Thursday 19 December 2013

[Build Backlinks Online] I Am an Entity: Hacking the Knowledge Graph

Build Backlinks Online has posted a new item, 'I Am an Entity: Hacking the
Knowledge Graph'

Posted by Andrew_IsidoroThis post was originally in YouMoz, and was promoted to
the main blog because it provides great value and interest to our community. The
author's views are entirely his or her own and may not reflect the views of Moz,
Inc.
For a long time Google has algorithmically led users towards web pages based
on search strings, yet over the past few years, we've seen many changes which
are leading to a more data-driven model of semantic search.


In 2010 Google hit a milestone with its acquisition of Metaweb and its
semantic database now known as Freebase. This database helps to make up the
Knowledge Graph; an archive of over 570 million of the most searched-for people,
places and things (entities), including around 18 billion cross-references. A
truly impressive demonstration of what a semantic search engine with structured
data can bring to the everyday user.

What has changed?

The surge of Knowledge Graph entries picked up by Dr Pete a few weeks ago
indicates a huge change in the algorithm. Google has been attempting to
establish a deep associative context around the entities to try and understand
the query rather than just regurgitate what it believes is the closest result
for some time, but this has been focused on a very tight dataset reserved for
high profile people, places and things.


It seems that has changed.


Over the past few weeks, while looking into how the Knowledge Graph pulls data
for certain sources, I have made a few general observations and have been
tracking what, if any, impact certain practices have on the display of
information panels.


If I'm being brutally honest, this experiment was to scratch a personal
"itch." I was interested in the constructs of the Knowledge Graph over anything
else, which is why I was so surprised that a few weeks ago I began to see this:




It seems that anyone now wishing to find out "Andrew Isidoro's Age" could now
be greeted with not only my age but also my date of birth in an information
panel.
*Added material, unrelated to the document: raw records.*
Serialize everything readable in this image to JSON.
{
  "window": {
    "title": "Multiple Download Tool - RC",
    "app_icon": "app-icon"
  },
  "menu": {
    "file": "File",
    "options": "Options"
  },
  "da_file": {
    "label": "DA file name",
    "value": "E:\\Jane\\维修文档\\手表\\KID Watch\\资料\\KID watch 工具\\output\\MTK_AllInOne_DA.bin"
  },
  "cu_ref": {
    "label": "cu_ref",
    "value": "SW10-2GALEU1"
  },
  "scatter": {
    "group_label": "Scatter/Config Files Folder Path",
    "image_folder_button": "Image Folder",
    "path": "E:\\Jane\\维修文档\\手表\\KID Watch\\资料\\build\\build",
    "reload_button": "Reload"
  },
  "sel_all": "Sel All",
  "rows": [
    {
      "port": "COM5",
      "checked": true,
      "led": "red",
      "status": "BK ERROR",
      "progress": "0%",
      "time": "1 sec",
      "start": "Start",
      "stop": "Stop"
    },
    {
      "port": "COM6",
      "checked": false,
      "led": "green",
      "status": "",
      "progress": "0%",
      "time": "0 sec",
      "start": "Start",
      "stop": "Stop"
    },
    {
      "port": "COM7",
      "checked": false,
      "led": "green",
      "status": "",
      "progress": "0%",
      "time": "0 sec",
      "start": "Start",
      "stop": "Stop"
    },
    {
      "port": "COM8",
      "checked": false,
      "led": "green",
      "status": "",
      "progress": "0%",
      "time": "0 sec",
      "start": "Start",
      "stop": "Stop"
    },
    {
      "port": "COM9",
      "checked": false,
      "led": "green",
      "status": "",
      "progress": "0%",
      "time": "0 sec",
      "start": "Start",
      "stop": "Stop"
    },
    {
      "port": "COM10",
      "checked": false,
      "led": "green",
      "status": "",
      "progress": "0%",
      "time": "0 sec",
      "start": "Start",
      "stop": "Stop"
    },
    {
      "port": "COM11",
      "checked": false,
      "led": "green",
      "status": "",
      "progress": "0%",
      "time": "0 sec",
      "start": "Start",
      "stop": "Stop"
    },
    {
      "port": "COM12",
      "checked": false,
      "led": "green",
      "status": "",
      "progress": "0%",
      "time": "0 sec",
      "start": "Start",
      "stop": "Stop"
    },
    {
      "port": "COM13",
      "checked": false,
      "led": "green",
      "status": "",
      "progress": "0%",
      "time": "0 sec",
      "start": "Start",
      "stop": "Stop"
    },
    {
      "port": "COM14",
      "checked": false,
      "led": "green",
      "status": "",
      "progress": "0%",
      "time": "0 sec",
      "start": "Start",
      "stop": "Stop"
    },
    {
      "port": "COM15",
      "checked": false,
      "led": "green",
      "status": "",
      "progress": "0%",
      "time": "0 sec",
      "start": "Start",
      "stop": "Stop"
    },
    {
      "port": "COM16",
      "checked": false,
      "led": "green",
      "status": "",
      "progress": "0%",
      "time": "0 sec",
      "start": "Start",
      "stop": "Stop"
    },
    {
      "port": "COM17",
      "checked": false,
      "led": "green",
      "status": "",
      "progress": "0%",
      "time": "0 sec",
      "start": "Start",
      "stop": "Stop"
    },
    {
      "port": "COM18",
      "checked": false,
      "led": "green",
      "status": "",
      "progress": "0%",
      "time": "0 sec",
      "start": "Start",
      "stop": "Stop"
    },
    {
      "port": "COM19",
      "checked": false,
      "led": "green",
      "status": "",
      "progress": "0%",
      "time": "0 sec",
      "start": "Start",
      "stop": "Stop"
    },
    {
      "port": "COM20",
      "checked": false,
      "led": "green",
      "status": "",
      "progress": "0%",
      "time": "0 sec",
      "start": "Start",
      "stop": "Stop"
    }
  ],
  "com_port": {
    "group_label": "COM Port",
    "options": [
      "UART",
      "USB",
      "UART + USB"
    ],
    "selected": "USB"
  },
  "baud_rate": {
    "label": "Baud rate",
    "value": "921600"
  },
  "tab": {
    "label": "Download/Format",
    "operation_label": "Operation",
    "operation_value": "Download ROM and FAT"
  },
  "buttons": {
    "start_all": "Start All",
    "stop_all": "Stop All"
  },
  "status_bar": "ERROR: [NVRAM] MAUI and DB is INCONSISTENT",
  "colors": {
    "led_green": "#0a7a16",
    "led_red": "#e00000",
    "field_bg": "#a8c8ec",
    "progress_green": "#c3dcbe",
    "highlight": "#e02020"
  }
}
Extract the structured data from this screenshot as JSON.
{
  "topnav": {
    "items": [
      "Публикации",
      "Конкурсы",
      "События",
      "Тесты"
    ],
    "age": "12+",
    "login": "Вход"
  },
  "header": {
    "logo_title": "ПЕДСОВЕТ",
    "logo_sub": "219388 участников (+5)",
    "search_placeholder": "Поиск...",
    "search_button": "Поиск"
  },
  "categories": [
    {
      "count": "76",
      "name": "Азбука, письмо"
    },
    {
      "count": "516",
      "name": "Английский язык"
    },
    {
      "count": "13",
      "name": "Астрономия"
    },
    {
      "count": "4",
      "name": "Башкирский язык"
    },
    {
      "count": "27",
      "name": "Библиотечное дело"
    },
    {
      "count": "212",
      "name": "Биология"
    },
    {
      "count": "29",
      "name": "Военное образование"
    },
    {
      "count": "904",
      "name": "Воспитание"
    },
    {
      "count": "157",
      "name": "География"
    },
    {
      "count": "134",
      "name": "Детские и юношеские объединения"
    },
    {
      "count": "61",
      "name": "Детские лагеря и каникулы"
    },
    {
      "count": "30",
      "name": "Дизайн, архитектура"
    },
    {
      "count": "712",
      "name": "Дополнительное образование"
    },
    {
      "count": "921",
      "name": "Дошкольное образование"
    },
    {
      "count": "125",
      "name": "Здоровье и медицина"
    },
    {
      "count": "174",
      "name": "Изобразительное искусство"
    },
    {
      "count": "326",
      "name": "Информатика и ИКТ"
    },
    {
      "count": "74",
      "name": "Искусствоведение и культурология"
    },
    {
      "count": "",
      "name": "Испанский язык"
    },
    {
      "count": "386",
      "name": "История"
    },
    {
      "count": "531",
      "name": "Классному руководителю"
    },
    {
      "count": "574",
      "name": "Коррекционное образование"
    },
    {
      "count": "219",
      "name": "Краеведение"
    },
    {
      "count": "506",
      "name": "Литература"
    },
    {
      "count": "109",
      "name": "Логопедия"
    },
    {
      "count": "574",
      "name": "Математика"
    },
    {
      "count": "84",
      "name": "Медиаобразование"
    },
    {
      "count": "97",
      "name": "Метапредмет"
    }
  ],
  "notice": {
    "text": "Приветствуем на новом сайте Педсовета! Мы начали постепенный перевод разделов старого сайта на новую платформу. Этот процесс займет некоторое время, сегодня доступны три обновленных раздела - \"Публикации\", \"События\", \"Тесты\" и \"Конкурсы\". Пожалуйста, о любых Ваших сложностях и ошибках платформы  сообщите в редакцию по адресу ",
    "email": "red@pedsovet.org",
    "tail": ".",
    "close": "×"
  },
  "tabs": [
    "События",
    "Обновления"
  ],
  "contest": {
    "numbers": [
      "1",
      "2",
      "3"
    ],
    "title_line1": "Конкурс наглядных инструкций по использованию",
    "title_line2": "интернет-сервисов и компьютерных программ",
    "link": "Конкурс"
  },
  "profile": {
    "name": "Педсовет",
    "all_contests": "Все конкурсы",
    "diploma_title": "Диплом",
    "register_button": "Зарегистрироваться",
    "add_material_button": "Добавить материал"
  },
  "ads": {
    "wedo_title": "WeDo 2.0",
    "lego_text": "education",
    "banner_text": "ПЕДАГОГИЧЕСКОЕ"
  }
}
After a few well-planned boasts to my girlfriend about my new found fame
(all of which were dismissed as "slightly sad and geeky"), I began to probe
further and found that this was by no means the only piece of information that
Google could supply users about me.


It also displayed data such as my place of birth and my Job. It could even
answer natural language queries and connect me to other entities like in queries
such as: "Where did Andrew Isidoro go to school?"




and somewhat creepily, "Who are Andrew Isidoro's parents?".


Many of you may now be a little scared about your own personal privacy, but I
have a confession to make. Though I am by no means a celebrity, I do have a
Freebase profile. The information that I have inputted into this is now
available for all to see as a part of Google's search product.


I've already written about the implications of privacy so I'll gloss over the
ethics for a moment and get right into the mechanics.

How are entities born?

Disclaimer: I'm a long-time user of and contributor to Freebase, I've written
about its potential uses in search many times and the below represents my
opinion based on externally-visible interactions with Freebase and other Google
products.


After taking some time to study the subject, there seems to be a structure
around how entities are initiated within the Knowledge Graph:

Affinity

As anyone who works with external data will tell you, one of the most
challenging tasks is identifying the levels of trust within a data-set. Google
is not different here; to be able to offer a definitive answer to a query, they
must be confident of its reliability.


After a few experiments with Freebase data, it seems clear that Google are
pretty damn sure the string "Andrew Isidoro" is me. There are a few potential
reasons for this:

Provenance

To take a definition from W3C:


"Provenance is information about entities, activities, and people involved in
producing a piece of data or thing, which can be used to form assessments about
its quality, reliability or trustworthiness."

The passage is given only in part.